Rozenburg en Rietbergen mailden een paar keer heen en weer en ontmoetten elkaar in juli 2020 in het Nationaal Archief in Den Haag. ‘Ik had na vijftien jaar hobbymatig onderzoek al zesduizend namen van koopvaardijlieden gevonden’, zegt Rozenburg. ‘Maar ik had geen idee wat ik ermee moest.’ Rietbergen, net lid bij Stichting Koopvaardijpersoneel 1940-1945, had dat wel. Rozenburg: ‘De stichting was eigenlijk een platform zonder databank en ik had een databank zonder platform.’

Het toeval wil dat rond diezelfde tijd ook de Londense Collectie Koopvaardij werd gedigitaliseerd, een regeringsarchief uit de oorlogstijd. Dat was voor Rozenburg een goudmijn en aanvulling op zijn onderzoek, die hij nota bene vanuit zijn woonkamer kon inzien. ‘Ik heb daarom aangeboden om de 18 duizend personeelsdossiers van de Nederlandse vaarplichtige koopvaardijlieden door te spitten’, zegt hij. In ruil daarvoor stelde de stichting een groot deel van haar budget beschikbaar om de online databank te laten bouwen.

Nu, anderhalf jaar later, gaat de databank donderdag online. Rozenburg is erg trots op het resultaat van zijn monnikenwerk. In de databank zit een zoekfunctie om het oorlogsverhaal van iedere koopvaardijvaarder op basis van achternaam te vinden en kan van ieder schip de belangrijkste gebeurtenissen worden opgeroepen.

Verhaal doorgeven

Rozenburg is blij dat hij kon bijdragen aan het eerherstel van deze groep, want als Irak-, Bosnië- en Syrië-veteraan weet hij dat vrijheid niet gratis is. ‘Het omgekomen koopvaardijpersoneel betaalde voor onze vrijheid de hoogste prijs die er is, namelijk hun leven.
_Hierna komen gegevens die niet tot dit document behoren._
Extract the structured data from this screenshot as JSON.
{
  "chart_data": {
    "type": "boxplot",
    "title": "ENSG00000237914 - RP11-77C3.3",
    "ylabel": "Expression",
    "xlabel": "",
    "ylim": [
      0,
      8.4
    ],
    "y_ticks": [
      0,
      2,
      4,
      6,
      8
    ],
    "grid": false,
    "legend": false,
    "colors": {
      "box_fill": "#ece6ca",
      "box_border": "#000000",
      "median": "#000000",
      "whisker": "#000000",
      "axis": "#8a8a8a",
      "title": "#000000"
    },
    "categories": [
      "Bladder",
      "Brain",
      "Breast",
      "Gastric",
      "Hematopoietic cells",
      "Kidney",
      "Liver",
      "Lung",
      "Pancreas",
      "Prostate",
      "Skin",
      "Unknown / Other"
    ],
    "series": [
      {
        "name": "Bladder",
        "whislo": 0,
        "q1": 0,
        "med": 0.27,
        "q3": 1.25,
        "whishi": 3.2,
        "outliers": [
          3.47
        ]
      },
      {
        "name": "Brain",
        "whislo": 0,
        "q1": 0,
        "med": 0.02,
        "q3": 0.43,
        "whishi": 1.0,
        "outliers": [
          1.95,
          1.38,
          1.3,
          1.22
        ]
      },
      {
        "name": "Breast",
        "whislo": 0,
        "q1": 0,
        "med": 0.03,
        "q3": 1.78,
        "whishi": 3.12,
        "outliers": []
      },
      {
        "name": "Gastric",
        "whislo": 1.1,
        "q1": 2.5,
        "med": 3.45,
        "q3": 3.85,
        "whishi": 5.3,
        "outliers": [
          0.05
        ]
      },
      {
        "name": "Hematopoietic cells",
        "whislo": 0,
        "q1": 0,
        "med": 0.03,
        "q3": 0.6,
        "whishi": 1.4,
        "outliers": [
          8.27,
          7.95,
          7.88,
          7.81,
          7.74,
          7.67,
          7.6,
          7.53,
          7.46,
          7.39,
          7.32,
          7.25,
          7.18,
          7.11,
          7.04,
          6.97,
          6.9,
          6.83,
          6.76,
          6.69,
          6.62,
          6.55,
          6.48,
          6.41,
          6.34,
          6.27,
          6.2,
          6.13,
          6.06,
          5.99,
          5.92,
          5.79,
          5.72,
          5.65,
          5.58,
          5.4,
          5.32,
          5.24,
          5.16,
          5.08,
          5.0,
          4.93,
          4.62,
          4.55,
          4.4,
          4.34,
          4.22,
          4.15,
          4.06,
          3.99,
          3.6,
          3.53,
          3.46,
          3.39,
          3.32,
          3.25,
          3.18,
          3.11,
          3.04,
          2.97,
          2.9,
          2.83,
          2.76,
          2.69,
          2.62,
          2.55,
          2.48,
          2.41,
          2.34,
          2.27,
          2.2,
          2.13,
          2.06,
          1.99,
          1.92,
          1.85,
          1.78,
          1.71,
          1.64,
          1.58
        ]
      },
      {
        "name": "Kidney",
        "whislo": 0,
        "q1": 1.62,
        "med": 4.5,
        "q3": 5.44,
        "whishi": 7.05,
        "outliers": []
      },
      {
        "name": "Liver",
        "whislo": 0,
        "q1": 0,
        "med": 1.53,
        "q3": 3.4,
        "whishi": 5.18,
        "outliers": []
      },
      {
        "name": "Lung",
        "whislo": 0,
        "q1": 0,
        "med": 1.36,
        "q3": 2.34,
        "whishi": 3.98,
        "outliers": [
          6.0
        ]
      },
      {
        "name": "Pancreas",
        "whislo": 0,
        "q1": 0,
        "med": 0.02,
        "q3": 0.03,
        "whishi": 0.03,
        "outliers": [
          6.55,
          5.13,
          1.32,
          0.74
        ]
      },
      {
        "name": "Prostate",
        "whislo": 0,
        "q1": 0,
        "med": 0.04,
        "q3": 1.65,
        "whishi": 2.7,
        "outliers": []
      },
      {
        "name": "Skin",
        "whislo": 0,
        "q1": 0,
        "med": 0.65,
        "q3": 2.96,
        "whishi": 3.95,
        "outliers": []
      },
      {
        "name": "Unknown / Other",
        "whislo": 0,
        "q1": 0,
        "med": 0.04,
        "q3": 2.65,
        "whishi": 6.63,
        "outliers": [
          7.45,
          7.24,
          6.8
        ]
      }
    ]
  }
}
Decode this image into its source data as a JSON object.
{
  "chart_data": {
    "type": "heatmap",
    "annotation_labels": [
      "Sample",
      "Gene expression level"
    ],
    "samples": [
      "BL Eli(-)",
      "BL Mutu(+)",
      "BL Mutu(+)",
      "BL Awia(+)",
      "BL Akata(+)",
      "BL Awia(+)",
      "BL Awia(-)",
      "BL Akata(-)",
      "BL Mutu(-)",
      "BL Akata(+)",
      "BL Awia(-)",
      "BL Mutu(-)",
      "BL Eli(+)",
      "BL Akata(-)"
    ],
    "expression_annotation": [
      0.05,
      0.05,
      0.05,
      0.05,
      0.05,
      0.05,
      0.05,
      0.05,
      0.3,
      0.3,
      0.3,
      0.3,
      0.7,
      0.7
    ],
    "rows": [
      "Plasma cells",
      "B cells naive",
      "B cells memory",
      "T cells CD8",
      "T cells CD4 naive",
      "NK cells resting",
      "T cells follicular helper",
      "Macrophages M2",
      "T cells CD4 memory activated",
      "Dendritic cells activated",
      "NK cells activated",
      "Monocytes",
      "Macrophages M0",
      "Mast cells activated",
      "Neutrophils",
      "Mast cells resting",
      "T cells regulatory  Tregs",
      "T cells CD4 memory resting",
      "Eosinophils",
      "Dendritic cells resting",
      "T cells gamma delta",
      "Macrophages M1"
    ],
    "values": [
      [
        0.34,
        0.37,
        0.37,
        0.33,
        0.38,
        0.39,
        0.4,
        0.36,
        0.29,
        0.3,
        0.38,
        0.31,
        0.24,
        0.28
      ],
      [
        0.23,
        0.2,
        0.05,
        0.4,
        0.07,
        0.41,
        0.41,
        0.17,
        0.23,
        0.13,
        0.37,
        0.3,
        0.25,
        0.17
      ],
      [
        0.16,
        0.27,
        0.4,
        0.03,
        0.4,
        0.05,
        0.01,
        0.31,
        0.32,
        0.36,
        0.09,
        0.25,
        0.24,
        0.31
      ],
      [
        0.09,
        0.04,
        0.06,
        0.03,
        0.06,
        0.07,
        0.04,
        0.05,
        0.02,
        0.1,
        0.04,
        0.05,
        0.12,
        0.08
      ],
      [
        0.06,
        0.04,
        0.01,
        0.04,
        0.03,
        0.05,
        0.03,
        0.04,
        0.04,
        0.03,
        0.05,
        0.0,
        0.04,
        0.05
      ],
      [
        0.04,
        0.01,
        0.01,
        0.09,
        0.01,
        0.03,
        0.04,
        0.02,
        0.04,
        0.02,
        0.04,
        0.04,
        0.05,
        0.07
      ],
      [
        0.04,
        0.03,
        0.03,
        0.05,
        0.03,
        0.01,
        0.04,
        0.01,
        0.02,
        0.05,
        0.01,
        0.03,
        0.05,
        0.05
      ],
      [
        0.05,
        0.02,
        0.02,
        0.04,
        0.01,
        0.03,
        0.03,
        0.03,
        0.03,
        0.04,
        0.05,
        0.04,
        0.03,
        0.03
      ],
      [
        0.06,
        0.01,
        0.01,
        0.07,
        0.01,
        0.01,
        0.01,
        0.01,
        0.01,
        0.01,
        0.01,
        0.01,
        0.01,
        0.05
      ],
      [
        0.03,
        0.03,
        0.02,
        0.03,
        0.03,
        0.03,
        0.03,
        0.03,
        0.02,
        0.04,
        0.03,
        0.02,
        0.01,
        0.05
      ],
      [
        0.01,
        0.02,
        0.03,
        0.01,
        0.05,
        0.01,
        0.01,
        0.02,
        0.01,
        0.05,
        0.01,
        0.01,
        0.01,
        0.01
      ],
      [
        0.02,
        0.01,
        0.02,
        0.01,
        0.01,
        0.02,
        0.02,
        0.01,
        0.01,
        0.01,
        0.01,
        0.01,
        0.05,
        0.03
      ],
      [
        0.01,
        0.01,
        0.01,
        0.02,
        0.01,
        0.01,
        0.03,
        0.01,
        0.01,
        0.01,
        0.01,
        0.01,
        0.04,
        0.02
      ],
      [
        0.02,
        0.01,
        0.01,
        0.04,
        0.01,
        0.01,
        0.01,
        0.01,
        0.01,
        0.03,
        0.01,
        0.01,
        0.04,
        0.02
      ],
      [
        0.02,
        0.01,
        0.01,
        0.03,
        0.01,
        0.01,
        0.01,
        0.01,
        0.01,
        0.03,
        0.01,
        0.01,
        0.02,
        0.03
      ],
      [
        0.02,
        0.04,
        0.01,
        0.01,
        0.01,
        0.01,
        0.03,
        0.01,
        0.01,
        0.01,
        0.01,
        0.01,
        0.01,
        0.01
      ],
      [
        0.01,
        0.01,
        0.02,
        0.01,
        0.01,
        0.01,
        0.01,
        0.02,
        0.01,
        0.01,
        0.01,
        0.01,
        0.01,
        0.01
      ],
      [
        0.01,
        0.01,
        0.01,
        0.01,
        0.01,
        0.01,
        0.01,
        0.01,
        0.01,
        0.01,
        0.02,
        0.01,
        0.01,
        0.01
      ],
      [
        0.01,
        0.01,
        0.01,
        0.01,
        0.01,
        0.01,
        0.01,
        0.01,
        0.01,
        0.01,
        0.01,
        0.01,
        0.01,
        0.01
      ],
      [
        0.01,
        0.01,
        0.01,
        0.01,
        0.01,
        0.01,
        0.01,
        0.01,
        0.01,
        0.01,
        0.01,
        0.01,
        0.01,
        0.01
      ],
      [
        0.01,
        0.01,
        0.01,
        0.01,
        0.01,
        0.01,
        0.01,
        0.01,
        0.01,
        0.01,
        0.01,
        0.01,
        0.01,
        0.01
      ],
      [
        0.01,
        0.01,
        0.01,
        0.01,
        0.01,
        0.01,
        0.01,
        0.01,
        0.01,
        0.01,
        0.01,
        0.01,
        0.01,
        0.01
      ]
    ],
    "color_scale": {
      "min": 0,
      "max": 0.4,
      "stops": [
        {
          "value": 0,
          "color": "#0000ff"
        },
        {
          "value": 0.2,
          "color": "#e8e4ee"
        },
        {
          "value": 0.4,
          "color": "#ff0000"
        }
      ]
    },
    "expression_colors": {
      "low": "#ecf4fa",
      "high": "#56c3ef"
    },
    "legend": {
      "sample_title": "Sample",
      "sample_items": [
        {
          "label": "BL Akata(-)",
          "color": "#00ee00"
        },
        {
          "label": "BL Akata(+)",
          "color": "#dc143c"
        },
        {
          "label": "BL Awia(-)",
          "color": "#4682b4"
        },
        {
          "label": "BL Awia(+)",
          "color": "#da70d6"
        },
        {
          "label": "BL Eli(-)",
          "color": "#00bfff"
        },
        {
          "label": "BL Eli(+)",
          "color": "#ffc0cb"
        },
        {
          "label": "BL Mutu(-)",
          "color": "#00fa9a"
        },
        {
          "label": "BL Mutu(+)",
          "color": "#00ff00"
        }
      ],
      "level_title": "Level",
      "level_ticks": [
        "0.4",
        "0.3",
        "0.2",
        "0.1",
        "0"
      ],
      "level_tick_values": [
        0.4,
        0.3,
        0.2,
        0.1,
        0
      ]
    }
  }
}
Het minste wat wij kunnen doen is hun namen onthouden en hun verhaal aan hun nabestaanden teruggeven.’

Het werk aan de databank is overigens nog niet klaar. Rozenburg hoopt dat hij er informatie aan kan blijven toevoegen. ‘Ik ben ervan overtuigd dat op allerlei zolderkamertjes nog monsterboekjes van opa liggen te verstoffen die ons weer verder helpen. Ik hoop dat mensen ons die informatie toevertrouwen.’

Stef Rietbergen heeft inmiddels op een antiek kastje in zijn woonkamer een ereplekje voor zijn opa ingericht, inclusief zijn schilderij, onderscheidingen en erekruisjes. Hij heeft dankzij het nieuwe archief nog meer bijgeleerd over zijn opa. ‘Ik ging er altijd van uit dat hij weinig had gepresteerd in de oorlog, omdat ik dacht dat hij slechts twee keer uitvoer en het schip beide keren werd getroffen. Ik weet nu dat hij ook in andere konvooien meevoer en dat hij nog twee dagen probeerde om het schip waarop hij sneuvelde, te redden. Die militaire onderscheidingen hangen er dus niet voor niets.’